今回はJR前田地下道内で発見されたH型鋼の撤去費用負担をめぐる問題を中心にお話をします。

 当初、市長は地質調査や設計業務を委託したJR西日本コンサルタンツ(株)や工事を請け負った佐藤工業(株)に責任が有るとして、「法廷の場で責任の所在を明らかにすることも辞さず」との強い姿勢を示しておられました。


 ところが、事件発生後、半年を過ぎた頃から、市長の発言にあいまいさが目立ち、日増しに責任の所在を追及する姿勢が後退して参りました。→ 
そしてついには、平成21年10月5日、後に詳しく説明しますが、議会が要望しておりました顧問弁護士の調査報告書が提出されるやいなや、市長は、工事が中断したことは誰にも予見できなかったいわゆる不可抗力によるものであって、法的責任の追求は誰にも出来ないと結論づけ、2億円すべての損害賠償請求をあっさりと断念されました。

 2億円と言えば大金です。私は見たこともありませんが、結局、石田川にまつわる一連の騒動の全責任を向日市民が取らされることになったのでございます。 


 議会は、「あ、そうですか、しかたありませんね!」、「・・・・・立場上、沈黙!」で良いとは思いません。

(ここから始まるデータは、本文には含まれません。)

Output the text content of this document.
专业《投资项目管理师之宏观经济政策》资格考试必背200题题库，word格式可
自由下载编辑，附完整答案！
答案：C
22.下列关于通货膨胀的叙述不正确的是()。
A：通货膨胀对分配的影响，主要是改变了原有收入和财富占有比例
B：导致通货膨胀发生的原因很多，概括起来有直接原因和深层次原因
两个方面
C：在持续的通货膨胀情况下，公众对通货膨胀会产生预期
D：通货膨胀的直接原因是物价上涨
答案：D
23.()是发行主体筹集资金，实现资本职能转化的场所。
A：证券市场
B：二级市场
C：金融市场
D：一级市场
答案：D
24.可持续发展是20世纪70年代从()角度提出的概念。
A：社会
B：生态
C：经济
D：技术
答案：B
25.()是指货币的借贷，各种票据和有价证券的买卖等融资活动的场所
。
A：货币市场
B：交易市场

 体制におもねることも処世術のひとつかも知れませんが、いま議員が行動を起こさないで誰が市民の代弁者と成り得るのですか
・・・と自問自答しております。
そこで、あなたならどうします?

当然、市長に対し説明を求めるのですが、
その前に、工事の内容と障害物発見場所・撤去費用額並びに市長発言を時系列でざっと見て頂きたいと思います。
 事故発生工事の内容
下記工事を推進中に障害物発生の事故がおきました

工事名:向日市公共下水道石田川2号幹線築造工事PDF画像)
     (シールド機を使って地中を削りながら前進するシールド工法にて実施).
工事目的:浸水防除対策(時間最大降雨61mmを想定)
施工箇所:鶏冠井町七反田・森本町下森本・寺戸町渋川・他地内
工事期間:平成18年12月20日〜平成21年3月18日
工事金額:14億4800万円
施工方法:シールド工法

H型鋼9本が発見された場所はJR前田地下道内です。  
損害賠償請求の対象となる調査及び実施設計会社JR西日本コンサルタンツ(株)(以下、JRCと称す)です。
JR敷地内の工事であり、調査及び実施設計は必然的にJR関連会社に業務委託されました
障害物発見場所と撤去費用額

JR前田地下道内で発見されたH型鋼の撤去費用負担関係は水色の部分です


障害物の種類 損害額(撤去費用等 場所(PDF画像)
旧農業用井戸
口径450mm
L=12m
100万円 府道伏見向日線と市道森本上植野幹線(市民体育館前の通り)の交差点付近
旧農業用井戸
口径350mm
L=12m
3,800万円
350型H鋼
L=12m, N=4本
800万円 府道伏見向日線、JR前田地下道東側
(消防団第3分団車庫前)
   小 計 4,700万円 (JR関係以外)
250型H鋼 1億3,100万円 JR前田地下道内
工期延伸経費 2,200万円
   小 計 1億5,300万円 (JR関係)
   合 計    2億円
時系列での市長発言

半年を過ぎた頃から徐々に責任の所在を追及する姿勢が後退します。
H20.90.10 撤去費用を持つのは原因者負担になり、事故責任の所在を明確します。
H20.12.11 法的責任の追及は、まず調停を申し立て、不調に終わった場合には訴訟も辞さず、本市の負担が極力少なくなるよう全力で取り組みます。
H21.03.09  法的責任を追及できるかどうか検討しているところです。
H21.10.05 本件は、いわゆる不可抗力によるものであり、法的追求は困難であり、訴訟を断念する。
(議員全員協議会)
<参考>訴訟を断念したことに対し住民監査請求が行われました。

H21.12.24 調査委託先であるJR西日本コンサルタンツ(株)(以下、JRCと称す)対し、追加工事費の損害賠償請求を求める住民監査請求が行われました。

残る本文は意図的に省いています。